It’s a lonely life being an architectural critic in New Zealand. An art form that’s not so much dying as nearly not born at all, there are precious few who will stick their head above the parapet to comment on the equally few works of architecture we have that appear in the pages of the press. And it is a situation that is going to get worse. Newspaper rolls are falling quite rapidly, with Wellington once having had two newspapers; well respected voices that have since combined into one, although the end result is worse than either was previously, now seemingly more interested in running double page ads for the Warehouse, or sensationalizing trivia than for any intelligent commentary. The New Zealand Herald – Auckland’s rag – is no better, and arguably a whole lot worse. Intelligent, well-reasoned commentary is not so much marginalised as confined to a ghetto.
The ghetto in question is of course a magazine, that blossoming, burgeoning art form of high gloss paper and full colour, double spread pictures that captures a fragment of this country’s architectural output. A few years ago it was picked that magazines would die out, costs were high and their specialist markets too narrow. Instead, paradoxically, magazines are booming, with more and more every day focusing on increasingly smaller segments of the market.

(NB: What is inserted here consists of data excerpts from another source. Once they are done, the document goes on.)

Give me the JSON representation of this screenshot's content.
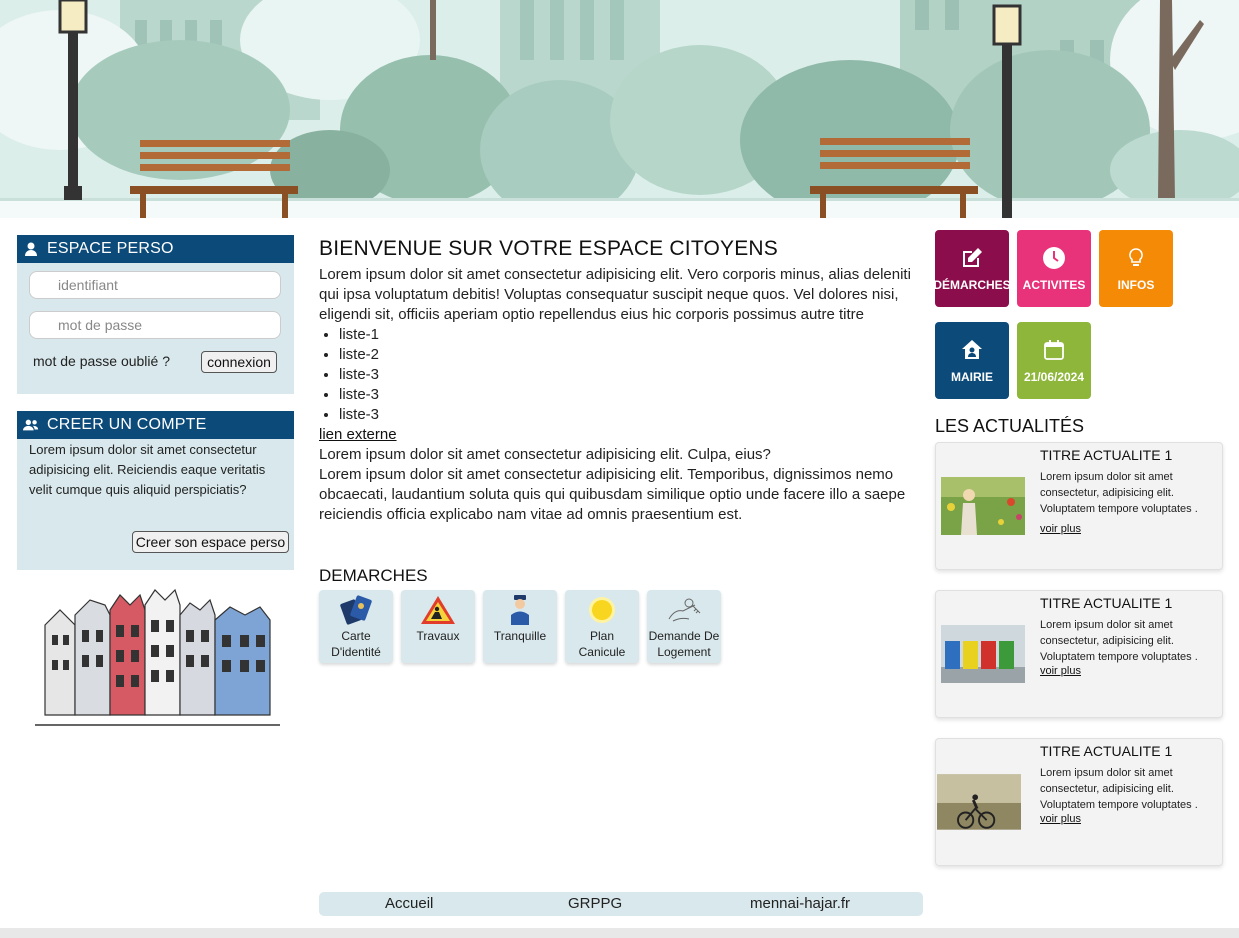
{
  "login": {
    "title": "ESPACE PERSO",
    "id_placeholder": "identifiant",
    "pw_placeholder": "mot de passe",
    "forgot": "mot de passe oublié ?",
    "connect": "connexion"
  },
  "account": {
    "title": "CREER UN COMPTE",
    "text": "Lorem ipsum dolor sit amet consectetur adipisicing elit. Reiciendis eaque veritatis velit cumque quis aliquid perspiciatis?",
    "button": "Creer son espace perso"
  },
  "main": {
    "title": "BIENVENUE SUR VOTRE ESPACE CITOYENS",
    "intro": "Lorem ipsum dolor sit amet consectetur adipisicing elit. Vero corporis minus, alias deleniti qui ipsa voluptatum debitis! Voluptas consequatur suscipit neque quos. Vel dolores nisi, eligendi sit, officiis aperiam optio repellendus eius hic corporis possimus autre titre",
    "list": [
      "liste-1",
      "liste-2",
      "liste-3",
      "liste-3",
      "liste-3"
    ],
    "link": "lien externe",
    "para1": "Lorem ipsum dolor sit amet consectetur adipisicing elit. Culpa, eius?",
    "para2": "Lorem ipsum dolor sit amet consectetur adipisicing elit. Temporibus, dignissimos nemo obcaecati, laudantium soluta quis qui quibusdam similique optio unde facere illo a saepe reiciendis officia explicabo nam vitae ad omnis praesentium est."
  },
  "demarches": {
    "title": "DEMARCHES",
    "items": [
      {
        "label": "Carte D'identité",
        "icon": "id-card-icon"
      },
      {
        "label": "Travaux",
        "icon": "roadworks-icon"
      },
      {
        "label": "Tranquille",
        "icon": "police-icon"
      },
      {
        "label": "Plan Canicule",
        "icon": "sun-icon"
      },
      {
        "label": "Demande De Logement",
        "icon": "key-hand-icon"
      }
    ]
  },
  "footer": {
    "links": [
      "Accueil",
      "GRPPG",
      "mennai-hajar.fr"
    ]
  },
  "tiles": [
    {
      "label": "DÉMARCHES",
      "color": "#8c0d4b",
      "icon": "edit-icon"
    },
    {
      "label": "ACTIVITES",
      "color": "#e8337b",
      "icon": "clock-icon"
    },
    {
      "label": "INFOS",
      "color": "#f58a07",
      "icon": "lightbulb-icon"
    },
    {
      "label": "MAIRIE",
      "color": "#0c4a7a",
      "icon": "town-hall-icon"
    },
    {
      "label": "21/06/2024",
      "color": "#8db63b",
      "icon": "calendar-icon"
    }
  ],
  "news": {
    "title": "LES ACTUALITÉS",
    "items": [
      {
        "title": "TITRE ACTUALITE 1",
        "text": "Lorem ipsum dolor sit amet consectetur, adipisicing elit. Voluptatem tempore voluptates .",
        "more": "voir plus"
      },
      {
        "title": "TITRE ACTUALITE 1",
        "text": "Lorem ipsum dolor sit amet consectetur, adipisicing elit. Voluptatem tempore voluptates .",
        "more": "voir plus"
      },
      {
        "title": "TITRE ACTUALITE 1",
        "text": "Lorem ipsum dolor sit amet consectetur, adipisicing elit. Voluptatem tempore voluptates .",
        "more": "voir plus"
      }
    ]
  }
}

A general magazine such as Farmers Weekly does no good now, as instead there are specialist glossies on Sheep Breeders Monthly, Pig Fanciers Weekly, and probably the inter-uterine life of Dairy Cows Daily. I don’t know: I shudder to think.
Woman’s Weekly, once the stalwart of every dentists waiting room, has given way to Woman’s Day, New Idea, OK, Hello, Celebrity Retards, and other such Hilton-worshipping vacuous dross. Playboy has vacated the top shelf to a plethora of pumped pneumatic titles such as Big Ones, Old Ones, Brown Ones, and Shaven under-age ones. I don’t know: I shudder to look.
Back in the architectural corner, where once there was only one (Design Review, the magazine of the Architectural Centre), there are now many: too many? There’s Houses, and Homes, and Urbis (although that is joining the throngs of Vacuous Monthly), and Trends (of which the less said the better), and of course Architecture New Zealand. Arch NZ has some superb coverage, and commentary, although from a disturbingly small collective of voices: if you’re in Auckland then it will be John Walsh or Bill McKay, and if you’re in Wellington it will be John Walsh or Tommy Honey. If you’re in the South Island you don’t matter and you don’t get featured. I jest, of course: the coverage of New Zealand is fairly consistent, and consistently fair.
But there is little in the way of architectural commentary in New Zealand in the ‘mainstream’ press such as the Dom Post, the Herald, the Press, the ODT and none at all in the smaller provincial rags. Perhaps that’s fair enough in the provinces – there’s little enough architecture getting built there either. But there should be a regular newspaper commentator somewhere in New Zealand, an educated voice, a knowledgeable mouthpiece instead of just generally asking for vox-pop from the woefully uneducated masses of Manners Mall. But there isn’t. And so, in Blog we trust.
In other countries, bigger and more populous than ours, the role of an architectural critic is a well-respected one, with the Sydney Morning Herald having Elizabeth Farrelly, the New York Times having Nicolai Ourousoff (replacing the much respected Herbert Muschamp), the Times (in London) having Hugh Pearman, and the Guardian having Jonathan Glancey. In New Zealand, we have, umm, none. No-one. Nada. Zip. And to me, that’s a sad thing. Architecture is hugely important, too important to ignore. As Glancey says: “Architecture is not the new rock’n’roll, unless you believe a great building should hold your attention for two minutes 30 seconds; what it does do is to frame most of our lives pretty much everyday – we need to design it and debate it at every possible chance.”
But while we’re bereft of intelligent commentary down under (not counting the wonderful word-smithing of Elizabeth Farrelly, who unfortunately never makes it across the ditch), you can always catch up with a good book. Indeed, the title of this blog post is taken from a book just out, by esteemed and long time architectural critic Martin Pawley. A collection of just some of his writings over the years, the 100 short articles are published by Black Dog in “the Strange Death of Architectural Criticism.” Mr Pawley, writing for over 40 years in the pages of the Guardian, Observer, RIBA Journal, AJ, BD, and Blueprint, among others, with a caustic wit and a well read back history, can keep you informed on architecture and design matters as varied and as mad as Ludwig’s castle , or Branson Coates’ waistcoat. Actually, those are bad examples – they’re not that much different.
But Pawley is an architectural critic whose work spans the years – he was present at the AA when Archigram unveiled their schemes, still present at the scene when Zaha unveiled her Fire Station, and was still handy on the pen until a couple of years ago. Retired now, and living in Devon, the Pawleys of the world are in short supply. In the mean time, we’ll do the best we can with the blog. Hope you’re enjoying it.